[SciPy-dev] Re: [AstroPy] Python version of IDL Astron library
Fernando Perez
Fernando.Perez at colorado.edu
Tue Sep 14 03:24:15 EDT 2004
eric jones wrote:
>>>>2. Matplotlib for all plotting. Try it. You'll like it!
> While I agree, I also appreciate the amount of progress that matplotlib
> has made. In some sense, it takes the pressure off of Chaco. For
> overall development efficiency in the long run, I believe it would have
> been better if the matplotlib energy had gone into Chaco.
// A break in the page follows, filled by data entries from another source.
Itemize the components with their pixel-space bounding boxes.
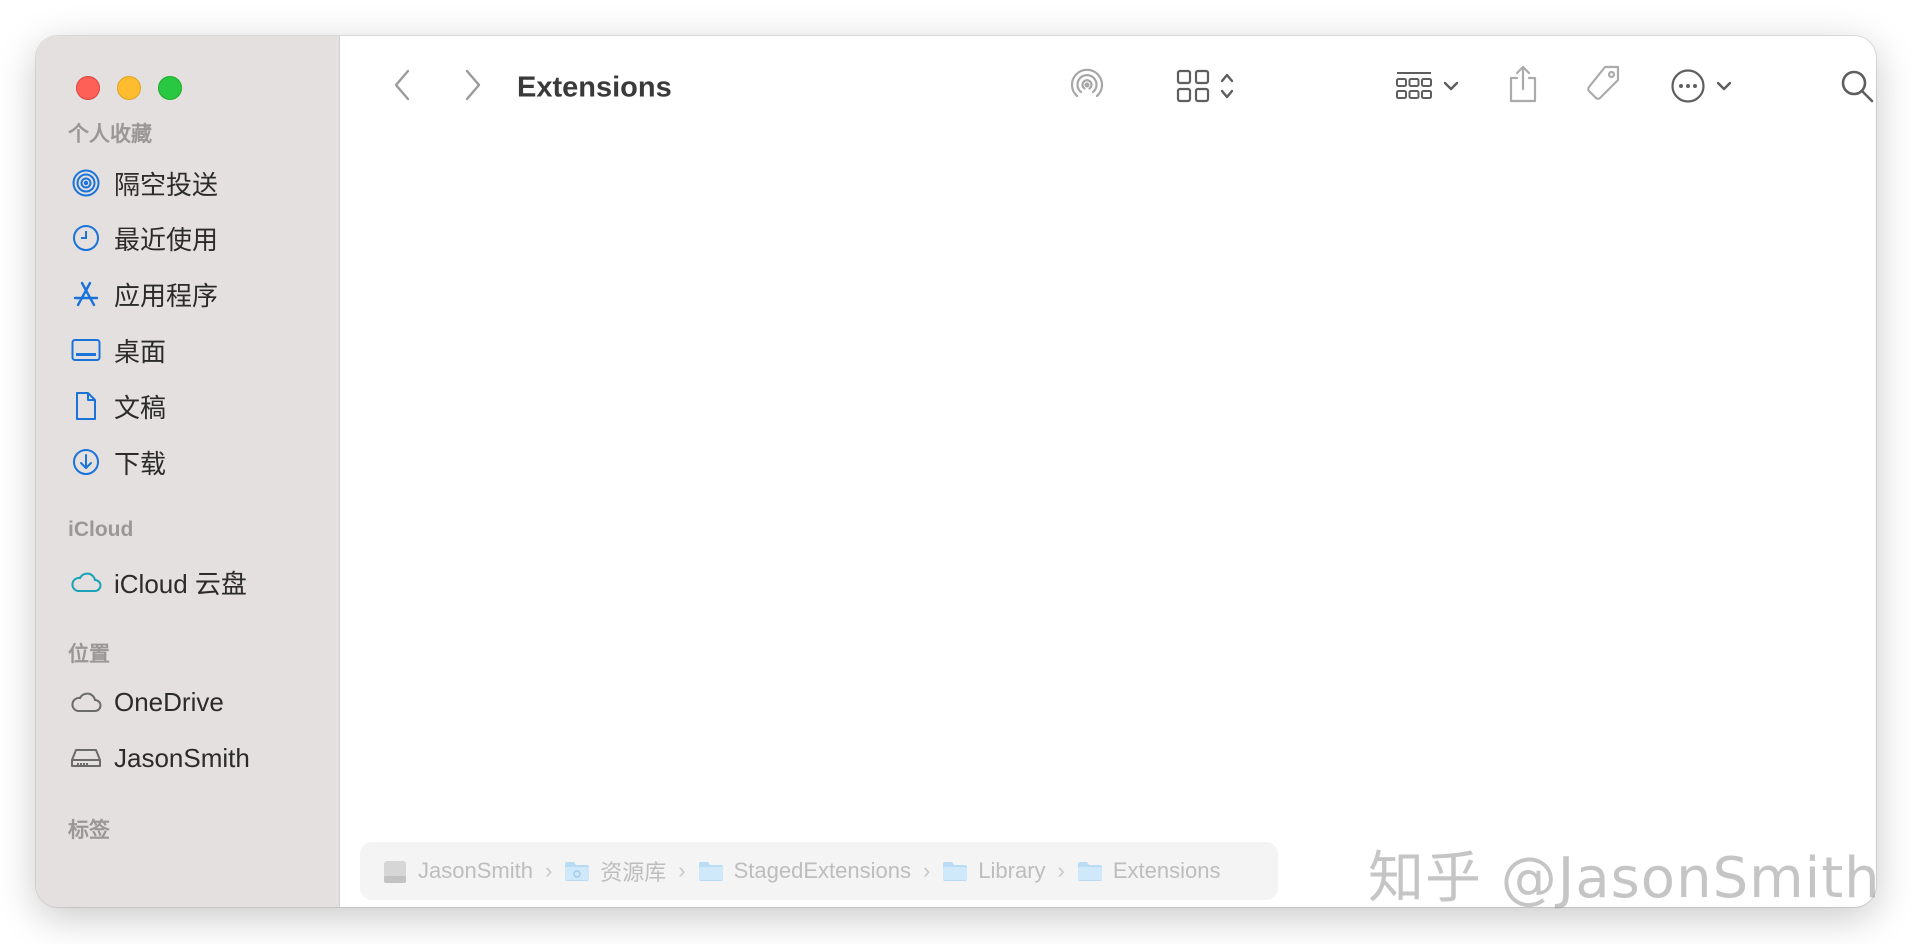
folder-icon: [1077, 860, 1103, 882]
path-crumb-label: 资源库: [600, 860, 667, 885]
chevron-down-icon: [1443, 79, 1459, 97]
applications-icon: [70, 278, 102, 310]
share-icon: [1507, 64, 1539, 109]
chevron-updown-icon: [1220, 72, 1234, 105]
document-icon: [70, 390, 102, 422]
minimize-button[interactable]: [117, 76, 141, 100]
toolbar: Extensions: [339, 36, 1876, 136]
folder-icon: [564, 860, 590, 882]
sidebar-item-label: 应用程序: [114, 280, 219, 311]
sidebar-item-airdrop[interactable]: 隔空投送: [70, 161, 320, 205]
clock-icon: [70, 222, 102, 254]
sidebar-item-label: 桌面: [114, 336, 167, 367]
view-mode-button[interactable]: [1169, 66, 1241, 110]
zoom-button[interactable]: [158, 76, 182, 100]
path-crumb-label: Library: [978, 858, 1046, 883]
chevron-right-icon: ›: [1057, 858, 1065, 883]
sidebar-item-label: 隔空投送: [114, 169, 219, 200]
group-icon: [1395, 70, 1433, 107]
folder-icon: [942, 860, 968, 882]
section-title-icloud: iCloud: [68, 518, 134, 541]
watermark: 知乎 @JasonSmith: [1368, 846, 1881, 911]
more-icon: [1670, 68, 1706, 109]
sidebar-item-icloud-drive[interactable]: iCloud 云盘: [70, 560, 320, 604]
path-crumb-library-cn[interactable]: 资源库: [564, 855, 666, 887]
airdrop-icon: [1068, 67, 1106, 110]
chevron-right-icon: ›: [922, 858, 931, 883]
sidebar-item-documents[interactable]: 文稿: [70, 384, 320, 428]
back-button[interactable]: [385, 64, 419, 110]
sidebar-item-label: 下载: [114, 448, 167, 479]
icon-view-icon: [1176, 69, 1210, 108]
disk-icon: [382, 860, 408, 883]
chevron-down-icon: [1716, 79, 1732, 97]
tag-button[interactable]: [1581, 64, 1625, 108]
group-button[interactable]: [1389, 66, 1465, 110]
forward-icon: [463, 68, 483, 107]
back-icon: [392, 68, 412, 107]
sidebar-item-label: JasonSmith: [114, 742, 250, 773]
share-button[interactable]: [1503, 62, 1543, 110]
path-crumb-disk[interactable]: JasonSmith: [382, 858, 533, 884]
close-button[interactable]: [76, 76, 100, 100]
download-icon: [70, 446, 102, 478]
forward-button[interactable]: [456, 64, 490, 110]
chevron-right-icon: ›: [678, 858, 686, 883]
disk-icon: [70, 742, 102, 774]
search-icon: [1839, 68, 1875, 109]
folder-icon: [698, 860, 724, 882]
path-crumb-label: StagedExtensions: [733, 858, 911, 883]
window-controls: [76, 76, 182, 100]
path-crumb-extensions[interactable]: Extensions: [1077, 858, 1221, 884]
sidebar-item-label: iCloud 云盘: [114, 568, 247, 599]
finder-window: 个人收藏 隔空投送 最近使用 应用程序 桌面 文稿 下载 iCloud iClo…: [36, 36, 1876, 907]
sidebar-item-label: OneDrive: [114, 686, 224, 717]
sidebar-item-label: 最近使用: [114, 224, 219, 255]
search-button[interactable]: [1835, 66, 1876, 110]
section-title-tags: 标签: [68, 819, 110, 842]
desktop-icon: [70, 334, 102, 366]
path-bar: JasonSmith › 资源库 › StagedExtensions › Li…: [360, 842, 1278, 900]
path-crumb-label: Extensions: [1112, 858, 1221, 883]
airdrop-button[interactable]: [1065, 66, 1109, 110]
sidebar-item-disk[interactable]: JasonSmith: [70, 736, 320, 780]
window-title: Extensions: [517, 71, 672, 104]
sidebar-item-applications[interactable]: 应用程序: [70, 272, 320, 316]
path-crumb-label: JasonSmith: [418, 858, 533, 883]
sidebar-item-onedrive[interactable]: OneDrive: [70, 680, 320, 724]
airdrop-icon: [70, 167, 102, 199]
chevron-right-icon: ›: [544, 858, 553, 883]
more-button[interactable]: [1665, 66, 1737, 110]
icloud-icon: [70, 566, 102, 598]
sidebar-item-label: 文稿: [114, 392, 167, 423]
file-list-area[interactable]: [339, 136, 1876, 837]
section-title-favorites: 个人收藏: [68, 123, 152, 146]
path-crumb-staged[interactable]: StagedExtensions: [698, 858, 911, 884]
cloud-icon: [70, 686, 102, 718]
path-crumb-library[interactable]: Library: [942, 858, 1046, 884]
sidebar: 个人收藏 隔空投送 最近使用 应用程序 桌面 文稿 下载 iCloud iClo…: [36, 36, 340, 907]
section-title-locations: 位置: [68, 643, 110, 666]
sidebar-item-downloads[interactable]: 下载: [70, 440, 320, 484]
tag-icon: [1583, 64, 1623, 109]
sidebar-item-recents[interactable]: 最近使用: [70, 216, 320, 260]
sidebar-item-desktop[interactable]: 桌面: [70, 328, 320, 372]
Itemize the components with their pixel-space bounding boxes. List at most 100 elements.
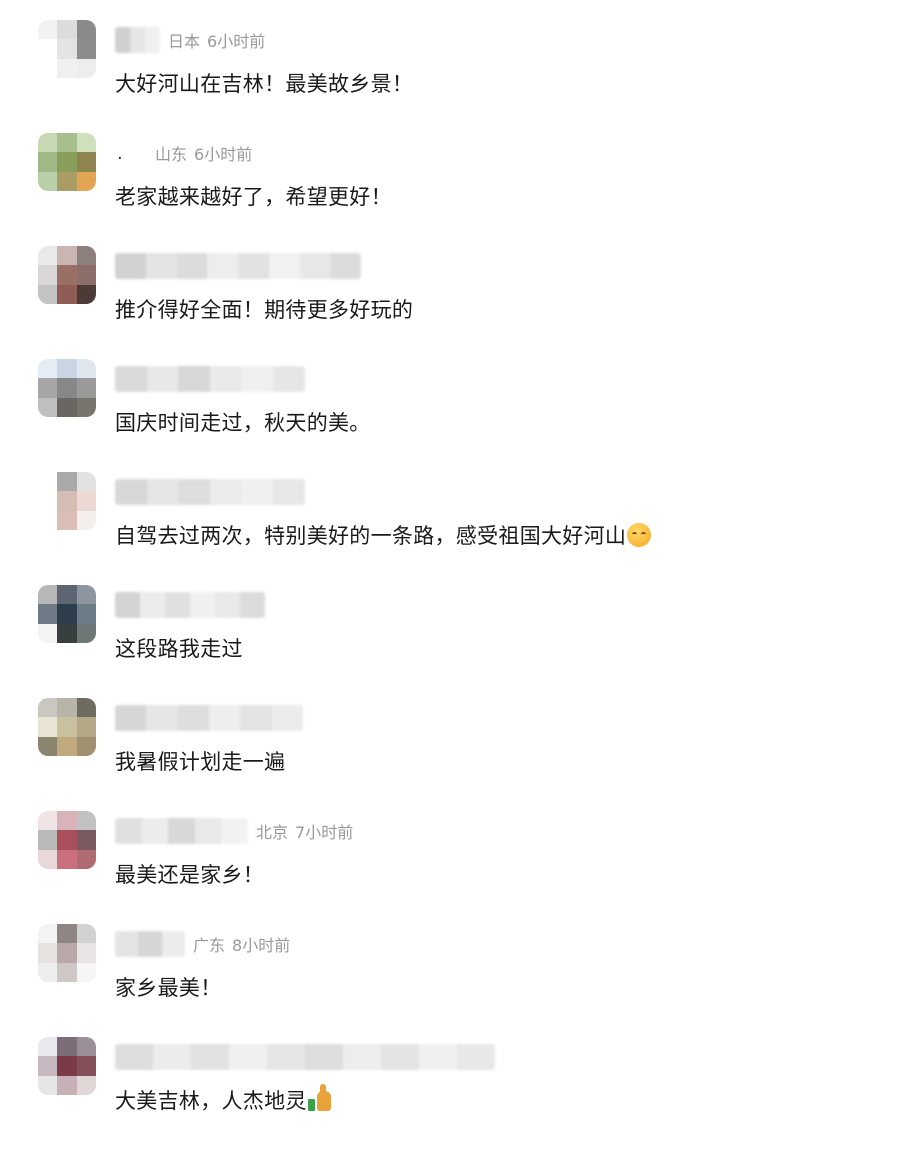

Perry and the
> STSci team tried though, and didn't make the headway the wished for.
> So, in the short run, I don't think as usable of a tool would have
> resulted as soon -- we just didn't have the resources to coordinate with
> the community over the last year to fix the deficiencies that made it
> difficult for scientist to use.
I've been one of those waiting for chaco since its first announcement, and my
approach was to use Gnuplot2 (IPython's Gnuplot.py extensions) while Chaco
evolved. But this has taken a while, and in the meantime for day to day
scientific use matplotlib has rapidly matured. So I actually think it will
work out for the best in the long run: those of us who need something better
than gnuplot/grace now have a realistic option to switch. I hope it's clear
that I'm NOT bashing Chaco in any way, but those of us who needed high quality
EPS 6 months or a year ago simply couln't wait for it :)
We should not underestimate that having these tools _today_ makes it much
easier to 'sell' python to new scientific users. I've committed effort on
ipython to coexist with matplotlib as efficiently as possible precisely
because I believe this is an important piece of the puzzle.
Matplotlib's existence also gives Chaco room to breathe and develop as it
needs, at its pace. I'm sure that in the future, useful Chaco/matplotlib
cross-feedback will occur when that makes sense.
Perhaps we all would have wanted J. Hunter to hack on Chaco for the last year.
But at least now we have two viable systems, one which works today and the
other which is building a very solid foundation for the future. I can only
see this as a good thing in the long run.